A saúde é fator primordial no desenvolvimento de uma nação. Contudo, o Brasil enfrenta grande crise nessa esfera, possuindo um sistema único de saúde-SUS deficiente. Tal impasse, culmina com grande dificuldade de inclusão social dos autistas, que carecem de tratamento e acompanhamento especial. Segundo a Organização Mundial da Saúde-OMS, no mundo, cerca de 70 milhões de cidadãos são acometidos com esse transtorno e no Brasil 2 milhões.
Faz-se mister, ainda, salientar que o desconhecimento da questão impulsiona ainda mais a dificuldade de inserção desses indivíduos.
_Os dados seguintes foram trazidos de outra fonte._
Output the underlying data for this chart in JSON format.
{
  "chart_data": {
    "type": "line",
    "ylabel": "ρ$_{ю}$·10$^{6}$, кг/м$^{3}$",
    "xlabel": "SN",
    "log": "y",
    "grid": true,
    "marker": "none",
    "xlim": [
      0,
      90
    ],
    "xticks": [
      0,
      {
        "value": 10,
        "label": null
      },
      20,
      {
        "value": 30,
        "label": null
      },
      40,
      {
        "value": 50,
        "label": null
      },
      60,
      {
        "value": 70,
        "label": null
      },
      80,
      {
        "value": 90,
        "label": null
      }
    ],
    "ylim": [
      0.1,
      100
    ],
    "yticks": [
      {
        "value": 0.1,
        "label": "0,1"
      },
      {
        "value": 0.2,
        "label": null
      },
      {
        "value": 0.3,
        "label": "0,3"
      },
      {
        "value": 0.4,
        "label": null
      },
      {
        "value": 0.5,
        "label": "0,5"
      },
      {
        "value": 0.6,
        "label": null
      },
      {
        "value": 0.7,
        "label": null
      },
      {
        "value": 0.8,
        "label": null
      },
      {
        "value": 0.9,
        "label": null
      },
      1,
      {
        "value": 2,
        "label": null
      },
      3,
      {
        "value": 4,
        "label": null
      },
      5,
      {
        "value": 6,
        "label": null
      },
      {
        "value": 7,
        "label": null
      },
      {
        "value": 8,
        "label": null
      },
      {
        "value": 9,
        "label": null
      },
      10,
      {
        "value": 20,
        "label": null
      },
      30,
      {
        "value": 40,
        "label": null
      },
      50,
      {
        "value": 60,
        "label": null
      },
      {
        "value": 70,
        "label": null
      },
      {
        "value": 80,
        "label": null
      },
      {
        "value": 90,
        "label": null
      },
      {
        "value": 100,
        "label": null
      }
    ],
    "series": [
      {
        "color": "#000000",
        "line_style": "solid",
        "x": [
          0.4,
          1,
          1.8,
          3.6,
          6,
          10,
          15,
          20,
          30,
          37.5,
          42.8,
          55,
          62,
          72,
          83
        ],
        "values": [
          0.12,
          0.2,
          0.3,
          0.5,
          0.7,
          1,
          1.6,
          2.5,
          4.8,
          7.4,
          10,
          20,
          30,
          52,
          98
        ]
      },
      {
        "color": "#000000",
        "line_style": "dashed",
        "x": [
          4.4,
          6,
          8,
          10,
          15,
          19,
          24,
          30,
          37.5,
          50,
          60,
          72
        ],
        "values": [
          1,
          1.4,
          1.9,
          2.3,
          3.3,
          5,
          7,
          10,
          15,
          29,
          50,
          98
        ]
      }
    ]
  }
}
De acordo com Zygmunt bauman, filósofo polonês, a falta de solidez nas relações sociais, políticas públicas e econômicas é a característica da “modernidade líquida”, vivida no século XXI. Diante de tal contexto, o dia 02 de abril foi instituído pela Organização das Nações Unidas-ONU como o Dia Mundial da Conscientização do Autismo.
Extrai-se, portanto, que ainda há entraves para garantir a solidificação de políticas de saúde pública para tratar e diagnosticar a síndrome. Dessa maneira, é evidente a necessidade de criação de mecanismos, por parte do governo federal através do ministério da saúde, para incrementar investimentos e criar campanhas de convocação e conscientização da sociedade sobre essa patologia, evitando a discriminação das pessoas com o transtorno, incluindo-os na vida social e proporcionando o direito à dignidade e cidadania.